I thought It was 1/3 but I think that is wrong.
prob(tail and even) = (1/2)(3/6) = (1/2)(1/2) = 1/4
proof:
cases:
t1 t2 t3 t4 t5 t6
h1 h2 h3 h4 h5 h6 ---- 12 of those
tail and even:
t2 t4 t6 ----- 3 of those
prob = 3/12 = 1/4
explain why you thought it was 1/3.
To find the probability of tossing tails and rolling an even number, you need to consider the total number of possible outcomes for both events, as well as the number of desired outcomes.
First, let's determine the number of possible outcomes for each event:
- When tossing a coin, there are two possible outcomes: heads or tails.
- When rolling a number cube, there are six possible outcomes: 1, 2, 3, 4, 5, or 6.

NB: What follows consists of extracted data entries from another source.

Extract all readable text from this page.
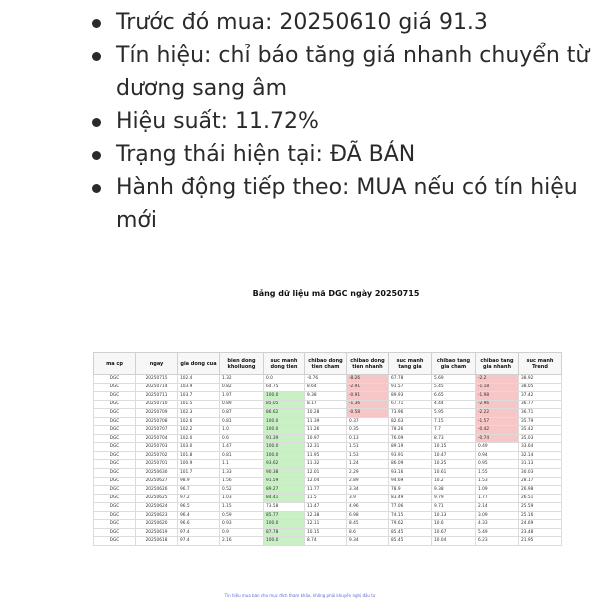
Trước đó mua: 20250610 giá 91.3
Tín hiệu: chỉ báo tăng giá nhanh chuyển từ dương sang âm
Hiệu suất: 11.72%
Trạng thái hiện tại: ĐÃ BÁN
Hành động tiếp theo: MUA nếu có tín hiệu mới
Bảng dữ liệu mã DGC ngày 20250715
ma cp	ngay	gia dong cua	bien dong khoiluong	suc manh dong tien	chibao dong tien cham	chibao dong tien nhanh	suc manh tang gia	chibao tang gia cham	chibao tang gia nhanh	suc manh Trend
DGC	20250715	102.4	1.32	0.0	-0.76	-8.26	67.78	5.69	-2.2	38.92
DGC	20250714	103.9	0.82	64.75	8.64	-2.91	91.57	5.45	-1.18	38.05
DGC	20250711	103.7	1.97	100.0	9.38	-0.91	89.93	6.65	-1.98	37.42
DGC	20250710	101.5	0.89	85.05	8.17	-1.36	67.71	4.44	-2.96	36.77
DGC	20250709	102.3	0.87	86.62	10.28	-0.58	73.96	5.95	-2.22	36.71
DGC	20250708	102.6	0.81	100.0	11.39	0.37	82.63	7.15	-1.57	35.79
DGC	20250707	102.2	1.0	100.0	11.26	0.35	78.26	7.7	-0.42	35.42
DGC	20250704	102.0	0.6	91.39	10.97	0.13	76.09	8.73	-0.74	35.03
DGC	20250703	103.0	1.47	100.0	12.31	1.51	89.19	10.15	0.49	33.64
DGC	20250702	101.8	0.81	100.0	11.95	1.53	93.91	10.47	0.94	32.14
DGC	20250701	100.9	1.1	93.62	11.32	1.24	86.09	10.25	0.95	31.13
DGC	20250630	101.7	1.33	90.38	12.01	2.29	93.16	10.61	1.55	30.03
DGC	20250627	98.9	1.56	91.59	12.04	2.89	94.69	10.2	1.53	28.17
DGC	20250626	96.7	0.52	89.27	11.77	3.34	78.9	9.38	1.09	26.98
DGC	20250625	97.2	1.03	84.41	11.5	3.9	83.49	9.79	1.77	26.51
DGC	20250624	96.5	1.15	73.58	11.47	4.96	77.06	9.71	2.14	25.59
DGC	20250623	96.4	0.59	85.77	12.38	6.98	74.15	10.13	3.09	25.16
DGC	20250620	96.6	0.93	100.0	12.11	8.45	79.62	10.6	4.33	24.69
DGC	20250619	97.4	0.9	87.78	10.15	8.6	85.45	10.67	5.49	23.48
DGC	20250618	97.4	2.16	100.0	8.74	9.34	85.45	10.04	6.23	21.95
Tín hiệu mua bán cho mục đích tham khảo, không phải khuyến nghị đầu tư
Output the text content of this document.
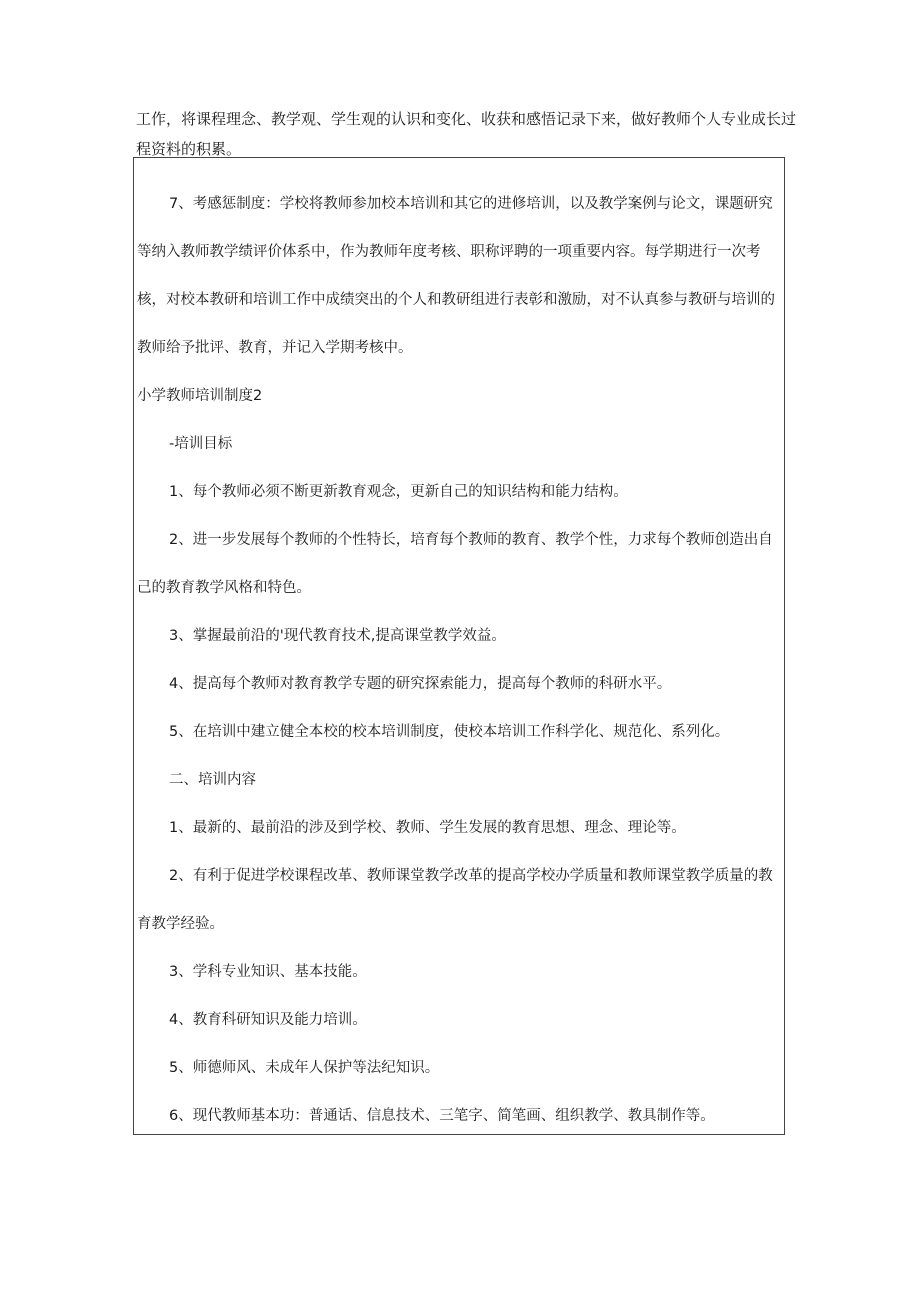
工作，将课程理念、教学观、学生观的认识和变化、收获和感悟记录下来，做好教师个人专业成长过

程资料的积累。

7、考感惩制度：学校将教师参加校本培训和其它的进修培训，以及教学案例与论文，课题研究等纳入教师教学绩评价体系中，作为教师年度考核、职称评聘的一项重要内容。每学期进行一次考核，对校本教研和培训工作中成绩突出的个人和教研组进行表彰和激励，对不认真参与教研与培训的教师给予批评、教育，并记入学期考核中。

小学教师培训制度2

-培训目标

1、每个教师必须不断更新教育观念，更新自己的知识结构和能力结构。

2、进一步发展每个教师的个性特长，培育每个教师的教育、教学个性，力求每个教师创造出自己的教育教学风格和特色。

3、掌握最前沿的'现代教育技术,提高课堂教学效益。

4、提高每个教师对教育教学专题的研究探索能力，提高每个教师的科研水平。

5、在培训中建立健全本校的校本培训制度，使校本培训工作科学化、规范化、系列化。

二、培训内容

1、最新的、最前沿的涉及到学校、教师、学生发展的教育思想、理念、理论等。

2、有利于促进学校课程改革、教师课堂教学改革的提高学校办学质量和教师课堂教学质量的教育教学经验。

3、学科专业知识、基本技能。

4、教育科研知识及能力培训。

5、师德师风、未成年人保护等法纪知识。

6、现代教师基本功：普通话、信息技术、三笔字、简笔画、组织教学、教具制作等。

Since you want to determine the probability of both events occurring, you need to multiply the number of possible outcomes together. Therefore, the total number of possible outcomes is 2 (coin toss) multiplied by 6 (number cube roll), which equals 12.
Next, let's determine the number of desired outcomes:
- Tossing tails occurs in 1 out of the 2 possible outcomes (since there is only one tail).
- Rolling an even number occurs in 3 out of the 6 possible outcomes (even numbers are 2, 4, and 6).
To find the number of desired outcomes for both events, multiply the number of desired outcomes together. Therefore, the number of desired outcomes is 1 (tails) multiplied by 3 (even numbers), which equals 3.
Finally, calculate the probability by dividing the number of desired outcomes by the total number of possible outcomes:
Probability = Number of desired outcomes / Total number of possible outcomes
Probability = 3 / 12
Probability = 1/4
Therefore, the correct probability of tossing tails and rolling an even number is 1/4 or 25%.